The new communication tool involves a computer-generated weekly calendar with color images of the medication to be taken each day, combined with instructions written in English or in a patient's native language if the patient does not speak English. The researchers call it a VMS, for visual medication schedule. Research findings about the tool are reported in the October 2007 issue of the Joint Commission Journal on Quality and Patient Safety.
Schillinger was nominated for this prestigious award by Talmadge King, MD, chair of the Department of Medicine in the UCSF School of Medicine, in recognition of the enormous and impactful body of work created by Schillinger and his team at SFGHMC.
The selection committee, composed of experts from the Advisory Board of the Partnership for Clear Health Communications at the National Patient Safety Foundation and others, was unanimous in its choice of Schillinger for this award, for which he was considered among many impressive applicants.

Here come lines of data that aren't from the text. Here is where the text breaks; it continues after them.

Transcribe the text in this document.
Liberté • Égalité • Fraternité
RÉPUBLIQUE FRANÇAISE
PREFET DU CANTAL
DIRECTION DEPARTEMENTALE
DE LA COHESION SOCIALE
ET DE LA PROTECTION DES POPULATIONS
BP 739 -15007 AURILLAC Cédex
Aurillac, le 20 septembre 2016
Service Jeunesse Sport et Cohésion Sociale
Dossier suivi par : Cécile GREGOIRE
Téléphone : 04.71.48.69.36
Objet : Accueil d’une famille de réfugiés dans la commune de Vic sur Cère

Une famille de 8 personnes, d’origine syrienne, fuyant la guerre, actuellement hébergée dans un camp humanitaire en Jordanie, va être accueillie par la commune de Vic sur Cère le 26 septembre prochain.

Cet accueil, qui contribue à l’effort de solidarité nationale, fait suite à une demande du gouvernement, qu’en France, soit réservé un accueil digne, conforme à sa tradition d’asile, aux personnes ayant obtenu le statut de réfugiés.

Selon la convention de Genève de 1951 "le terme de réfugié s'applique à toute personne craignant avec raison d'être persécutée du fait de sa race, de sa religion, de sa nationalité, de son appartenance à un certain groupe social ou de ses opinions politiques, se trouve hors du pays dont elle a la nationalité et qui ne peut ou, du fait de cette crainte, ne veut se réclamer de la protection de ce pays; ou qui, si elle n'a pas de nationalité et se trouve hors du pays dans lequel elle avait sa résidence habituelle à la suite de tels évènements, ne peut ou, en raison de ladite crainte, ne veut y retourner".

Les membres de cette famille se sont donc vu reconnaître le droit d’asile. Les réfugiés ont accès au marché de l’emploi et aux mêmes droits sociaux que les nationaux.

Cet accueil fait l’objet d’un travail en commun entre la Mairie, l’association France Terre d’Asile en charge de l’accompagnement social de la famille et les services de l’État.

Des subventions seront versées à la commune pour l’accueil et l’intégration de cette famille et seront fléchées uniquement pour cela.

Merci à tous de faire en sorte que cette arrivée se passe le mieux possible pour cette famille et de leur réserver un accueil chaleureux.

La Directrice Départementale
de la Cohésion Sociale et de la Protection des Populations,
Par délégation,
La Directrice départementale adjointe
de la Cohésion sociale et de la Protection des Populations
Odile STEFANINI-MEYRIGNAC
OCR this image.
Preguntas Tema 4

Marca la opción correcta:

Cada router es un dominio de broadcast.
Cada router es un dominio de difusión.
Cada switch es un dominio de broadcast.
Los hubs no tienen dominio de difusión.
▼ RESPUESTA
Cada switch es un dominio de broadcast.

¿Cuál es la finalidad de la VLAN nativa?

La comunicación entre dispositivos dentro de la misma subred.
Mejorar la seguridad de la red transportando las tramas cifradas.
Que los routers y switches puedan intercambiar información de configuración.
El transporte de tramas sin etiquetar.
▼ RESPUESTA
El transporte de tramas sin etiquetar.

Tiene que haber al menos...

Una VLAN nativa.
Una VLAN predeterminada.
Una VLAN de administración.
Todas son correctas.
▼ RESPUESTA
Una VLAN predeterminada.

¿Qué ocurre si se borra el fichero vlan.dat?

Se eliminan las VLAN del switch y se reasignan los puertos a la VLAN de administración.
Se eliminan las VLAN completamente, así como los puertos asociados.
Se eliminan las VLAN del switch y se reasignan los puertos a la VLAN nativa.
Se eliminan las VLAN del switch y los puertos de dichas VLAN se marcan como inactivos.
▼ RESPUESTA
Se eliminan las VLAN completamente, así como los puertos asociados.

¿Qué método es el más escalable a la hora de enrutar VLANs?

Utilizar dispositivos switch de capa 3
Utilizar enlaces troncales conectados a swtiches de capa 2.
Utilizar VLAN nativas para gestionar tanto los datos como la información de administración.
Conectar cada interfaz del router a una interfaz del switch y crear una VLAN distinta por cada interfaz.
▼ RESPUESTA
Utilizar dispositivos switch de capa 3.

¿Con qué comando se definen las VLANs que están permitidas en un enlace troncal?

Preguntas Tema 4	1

This award was presented at the Annual National Patient Safety Foundation Congress in Nashville on May 15. In addition to the well-deserved recognition of his work, the award also includes a one-time grant in the amount of $15,000.
"On behalf of the selection committee, Pfizer, the National Patient Safety Foundation and the partnership, I congratulate you on this award and offer our humble appreciation for all that you have done to define and promote the importance of health literacy to the tremendous benefit of the patients we serve every day and the improved safety of our health care system," said Diane C. Pinakiewicz, president of the National Patient Safety Foundation.
Improving Communication
Schillinger's work was one of the reasons why, in 2005, the American Medical Association (AMA) recognized SFGHMC for developing exemplary programs to improve communication between health care professionals and patients. SFGHMC was selected as part of the AMA Ethical Force Program's Patient-Centered Communication Initiative, which called the SFGH-UCSF effort "a well-spring of innovation regarding health communication."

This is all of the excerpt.